Sr. Presidente, penso que algo de muito grave está se passando nessa instituição, sobre a qual se colocaram grandes esperanças por parte dos brasileiros, dos argentinos, dos paraguaios, dos uruguaios, dos bolivianos e de outros povos da América Latina, principalmente nós, políticos brasileiros e Governo brasileiro, que nos empenhamos na formação do Mercosul e no seu desenvolvimento.  

Mais uma vez o Governo brasileiro dá mostras de seu interesse no fortalecimento do Mercosul e não na sua extinção ao designar o Embaixador Botafogo Gonçalves, um dos mais competentes e brilhantes de que nosso Itamaraty dispõe, um homem com experiência incontestavelmente rica e sólida, de missões bem desenvolvidas, com êxito, para, como Ministro Extraordinário, tratar da consolidação e do desenvolvimento do Mercosul.  

O fato, Sr. Presidente, é que, em virtude da difícil situação econômica dos nossos países, estão surgindo embaraços de tal natureza para a continuidade da existência do Mercosul que começamos a duvidar dele.  
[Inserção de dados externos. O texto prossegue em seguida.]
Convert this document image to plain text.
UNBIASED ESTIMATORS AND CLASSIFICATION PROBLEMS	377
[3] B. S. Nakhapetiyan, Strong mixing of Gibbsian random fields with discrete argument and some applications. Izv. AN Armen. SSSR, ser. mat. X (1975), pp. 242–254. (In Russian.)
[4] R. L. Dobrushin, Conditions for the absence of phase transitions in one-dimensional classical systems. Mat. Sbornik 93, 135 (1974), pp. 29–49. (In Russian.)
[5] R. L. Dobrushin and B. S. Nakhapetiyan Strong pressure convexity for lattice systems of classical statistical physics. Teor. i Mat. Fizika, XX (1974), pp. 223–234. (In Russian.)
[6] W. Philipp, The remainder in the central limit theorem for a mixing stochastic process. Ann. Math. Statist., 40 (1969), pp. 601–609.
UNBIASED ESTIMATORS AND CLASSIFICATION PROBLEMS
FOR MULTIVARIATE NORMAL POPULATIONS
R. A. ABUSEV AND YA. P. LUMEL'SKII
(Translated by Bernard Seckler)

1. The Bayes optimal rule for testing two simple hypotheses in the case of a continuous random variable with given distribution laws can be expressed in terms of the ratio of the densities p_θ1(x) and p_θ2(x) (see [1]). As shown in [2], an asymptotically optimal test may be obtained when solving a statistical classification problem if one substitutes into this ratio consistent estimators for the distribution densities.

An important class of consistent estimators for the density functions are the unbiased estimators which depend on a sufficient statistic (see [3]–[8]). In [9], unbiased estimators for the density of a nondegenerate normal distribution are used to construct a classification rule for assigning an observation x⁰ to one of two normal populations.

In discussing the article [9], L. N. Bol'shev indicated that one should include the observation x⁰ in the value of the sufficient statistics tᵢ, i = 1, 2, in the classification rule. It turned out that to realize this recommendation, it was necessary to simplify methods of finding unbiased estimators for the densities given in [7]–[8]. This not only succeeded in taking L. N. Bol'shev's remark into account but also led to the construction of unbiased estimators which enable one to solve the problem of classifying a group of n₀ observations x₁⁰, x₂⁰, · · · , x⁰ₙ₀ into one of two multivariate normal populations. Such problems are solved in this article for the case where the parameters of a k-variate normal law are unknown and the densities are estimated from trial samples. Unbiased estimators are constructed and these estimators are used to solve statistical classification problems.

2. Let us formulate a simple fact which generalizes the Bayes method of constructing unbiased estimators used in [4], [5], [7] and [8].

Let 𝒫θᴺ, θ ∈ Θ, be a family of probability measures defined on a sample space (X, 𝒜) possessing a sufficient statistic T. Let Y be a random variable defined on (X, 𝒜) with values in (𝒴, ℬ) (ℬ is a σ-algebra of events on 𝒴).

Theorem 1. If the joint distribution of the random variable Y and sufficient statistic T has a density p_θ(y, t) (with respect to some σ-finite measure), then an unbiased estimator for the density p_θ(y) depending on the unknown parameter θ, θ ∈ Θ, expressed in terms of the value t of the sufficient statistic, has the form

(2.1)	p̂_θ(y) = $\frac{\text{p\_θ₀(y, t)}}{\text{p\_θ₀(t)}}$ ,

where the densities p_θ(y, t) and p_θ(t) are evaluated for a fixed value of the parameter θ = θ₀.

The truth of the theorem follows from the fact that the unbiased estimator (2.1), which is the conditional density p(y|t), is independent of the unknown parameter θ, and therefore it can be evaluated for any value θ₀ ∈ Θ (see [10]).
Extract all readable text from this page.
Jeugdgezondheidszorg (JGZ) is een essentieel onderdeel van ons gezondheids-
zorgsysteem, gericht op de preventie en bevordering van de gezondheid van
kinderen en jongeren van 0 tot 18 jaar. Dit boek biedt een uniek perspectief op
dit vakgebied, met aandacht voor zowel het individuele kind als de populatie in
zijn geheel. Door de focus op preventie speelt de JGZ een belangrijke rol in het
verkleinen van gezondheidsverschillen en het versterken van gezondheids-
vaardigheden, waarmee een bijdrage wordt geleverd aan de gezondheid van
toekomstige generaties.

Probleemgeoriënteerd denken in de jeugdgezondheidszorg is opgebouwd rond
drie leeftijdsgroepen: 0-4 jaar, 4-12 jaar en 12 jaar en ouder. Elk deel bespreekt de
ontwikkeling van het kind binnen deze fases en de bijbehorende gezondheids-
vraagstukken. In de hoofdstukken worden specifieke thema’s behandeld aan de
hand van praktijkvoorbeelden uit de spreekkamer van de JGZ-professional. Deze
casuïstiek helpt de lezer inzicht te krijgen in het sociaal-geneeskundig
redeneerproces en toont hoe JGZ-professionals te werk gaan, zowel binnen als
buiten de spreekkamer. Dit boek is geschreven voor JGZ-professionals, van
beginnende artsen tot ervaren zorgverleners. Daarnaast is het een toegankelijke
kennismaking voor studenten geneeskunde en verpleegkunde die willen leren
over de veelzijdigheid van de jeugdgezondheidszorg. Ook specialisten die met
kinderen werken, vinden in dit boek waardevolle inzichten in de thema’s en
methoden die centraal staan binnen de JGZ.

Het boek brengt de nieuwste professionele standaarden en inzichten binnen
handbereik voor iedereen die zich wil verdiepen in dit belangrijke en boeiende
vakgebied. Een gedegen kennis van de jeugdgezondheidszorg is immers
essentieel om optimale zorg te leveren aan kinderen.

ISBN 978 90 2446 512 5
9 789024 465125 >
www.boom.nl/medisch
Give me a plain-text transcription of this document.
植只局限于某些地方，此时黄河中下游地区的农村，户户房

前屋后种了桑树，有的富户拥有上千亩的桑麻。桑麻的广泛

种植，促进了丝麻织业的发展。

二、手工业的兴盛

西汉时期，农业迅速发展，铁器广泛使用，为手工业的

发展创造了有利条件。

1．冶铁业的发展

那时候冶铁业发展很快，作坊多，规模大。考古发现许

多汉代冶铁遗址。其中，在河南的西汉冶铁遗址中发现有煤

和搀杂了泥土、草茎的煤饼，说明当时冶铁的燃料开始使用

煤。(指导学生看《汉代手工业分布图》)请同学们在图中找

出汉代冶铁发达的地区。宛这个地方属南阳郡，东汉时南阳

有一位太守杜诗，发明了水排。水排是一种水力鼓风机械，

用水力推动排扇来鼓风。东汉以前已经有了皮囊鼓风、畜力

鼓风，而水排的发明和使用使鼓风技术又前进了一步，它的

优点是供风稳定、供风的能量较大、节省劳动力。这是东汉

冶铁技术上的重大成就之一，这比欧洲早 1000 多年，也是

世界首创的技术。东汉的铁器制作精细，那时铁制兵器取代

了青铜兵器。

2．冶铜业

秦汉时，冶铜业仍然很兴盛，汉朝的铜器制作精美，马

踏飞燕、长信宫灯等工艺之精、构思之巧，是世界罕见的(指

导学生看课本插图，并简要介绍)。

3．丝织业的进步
Eu mesmo, Sr. Presidente, devo confessar que duvido que o Mercosul possa subsistir nos próximos anos ou - quem sabe? - nos próximos meses. De um lado, a situação da Argentina é dificílima, pois o País se atrelou à moeda norte-americana, mediante a política de currency board, para citar a expressão corrente no mercado internacional. Esse atrelamento à moeda americana e a situação de endividamento generalizado das empresas contabilizado em dólar impossibilita a revisão da cotação da moeda argentina em relação ao dólar, porque isso traria uma conseqüência catastrófica para a economia.  

A Argentina não pode desvalorizar a sua moeda, mantendo-a em situação inteiramente irreal - como estava a nossa moeda em relação ao dólar antes da desvalorização ocorrida no ano passado – pois o seu comércio internacional fica inviabilizado. A Argentina está condenada a ter déficits crescentes na sua balança de pagamentos, por ser obrigada a manter uma taxa de câmbio em que a cotação do dólar é inteiramente irreal.  

As relações comerciais do Brasil com a Argentina estão fadadas ao insucesso. É claro que a Argentina está condenada a ter um déficit crescente e gigantesco em relação ao comércio com o nosso País. Não será possível manter isso durante muito tempo.  

O novo presidente argentino, Fernando de la Rúa, eleito pelo povo argentino como sendo de oposição à política que vinha sendo praticada pelo Presidente Carlos Menem, adota as mesmas diretrizes políticas do seu antecessor, porém mais aprofundadas e mais radicalizadas. Enfim, o atual Presidente está seguindo as mesmas determinações do Fundo Monetário Internacional adotadas anteriormente pelo Sr. Carlos Menem, mas de forma mais drástica e mais dramática, para obter um empréstimo de U$7 milhões ou U$8 milhões, capaz de salvar a Argentina de uma situação de iminente bancarrota.  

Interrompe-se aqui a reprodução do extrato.